An hour later I had a prototype. Functional. I could upload photos, arrange them, export the PDF. The first iteration was already usable. That was what surprised me the most.


fanzines.app

There were no weeks of development, no frustration searching for documentation, nor that exhausting cycle of try-fail-google-retry. Just a conversation. An hour. And something that works.

But the prototype was just the beginning. I went back to Claude several more times: first to add text to the pages, then to include cut and fold guides in the PDF.

Each session was equally fluid: describe, see, adjust.

And then I shared the project on a photographers' forum. The idea was well received. Zines, as a way to show your work, to give something tangible, resonated with people who share that same passion for the image. I started receiving feedback. Suggestions. Questions. The app stopped being just mine.

There is something about sharing a passion that makes you feel part of something bigger. It's not just a tool: it's a meeting point. And that's why I'll keep investing time in improving it.

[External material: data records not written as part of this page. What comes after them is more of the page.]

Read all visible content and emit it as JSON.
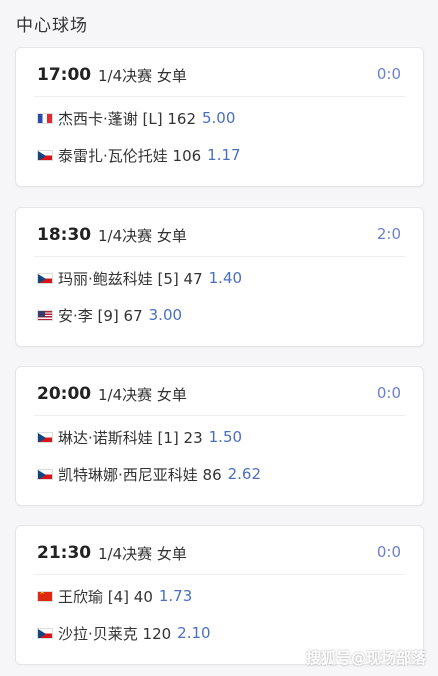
{
  "court_title": "中心球场",
  "matches": [
    {
      "time": "17:00",
      "round": "1/4决赛 女单",
      "score": "0:0",
      "players": [
        {
          "flag": "flag-fr",
          "name": "杰西卡·蓬谢 [L] 162",
          "odds": "5.00"
        },
        {
          "flag": "flag-cz",
          "name": "泰雷扎·瓦伦托娃 106",
          "odds": "1.17"
        }
      ]
    },
    {
      "time": "18:30",
      "round": "1/4决赛 女单",
      "score": "2:0",
      "players": [
        {
          "flag": "flag-cz",
          "name": "玛丽·鲍兹科娃 [5] 47",
          "odds": "1.40"
        },
        {
          "flag": "flag-us",
          "name": "安·李 [9] 67",
          "odds": "3.00"
        }
      ]
    },
    {
      "time": "20:00",
      "round": "1/4决赛 女单",
      "score": "0:0",
      "players": [
        {
          "flag": "flag-cz",
          "name": "琳达·诺斯科娃 [1] 23",
          "odds": "1.50"
        },
        {
          "flag": "flag-cz",
          "name": "凯特琳娜·西尼亚科娃 86",
          "odds": "2.62"
        }
      ]
    },
    {
      "time": "21:30",
      "round": "1/4决赛 女单",
      "score": "0:0",
      "players": [
        {
          "flag": "flag-cn",
          "name": "王欣瑜 [4] 40",
          "odds": "1.73"
        },
        {
          "flag": "flag-cz",
          "name": "沙拉·贝莱克 120",
          "odds": "2.10"
        }
      ]
    }
  ],
  "watermark": "搜狐号@现场部落"
}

What is technology for (?)

Sometimes I think we are mistaken in how we measure tools.

It's not about how many things they can do. It's about how much time they give you back to do the things that matter.

The distance between "I have an idea" and "I have something that works" has shortened absurdly. Before, a project like this would have taken weeks, if not months. Now it was a one-hour conversation.

Best of all, I can go back to what I really enjoy: the cutting, the folding, the moment where the sheet becomes a book and the book becomes a gift.

Thanks for reading, Wil


You can create your own zine at fanzines.app


  1. According to Google: A fanzine (from English fan and magazine) is a thematic, independent, and self-published publication by enthusiasts, which follows the "do it yourself" (DIY) philosophy.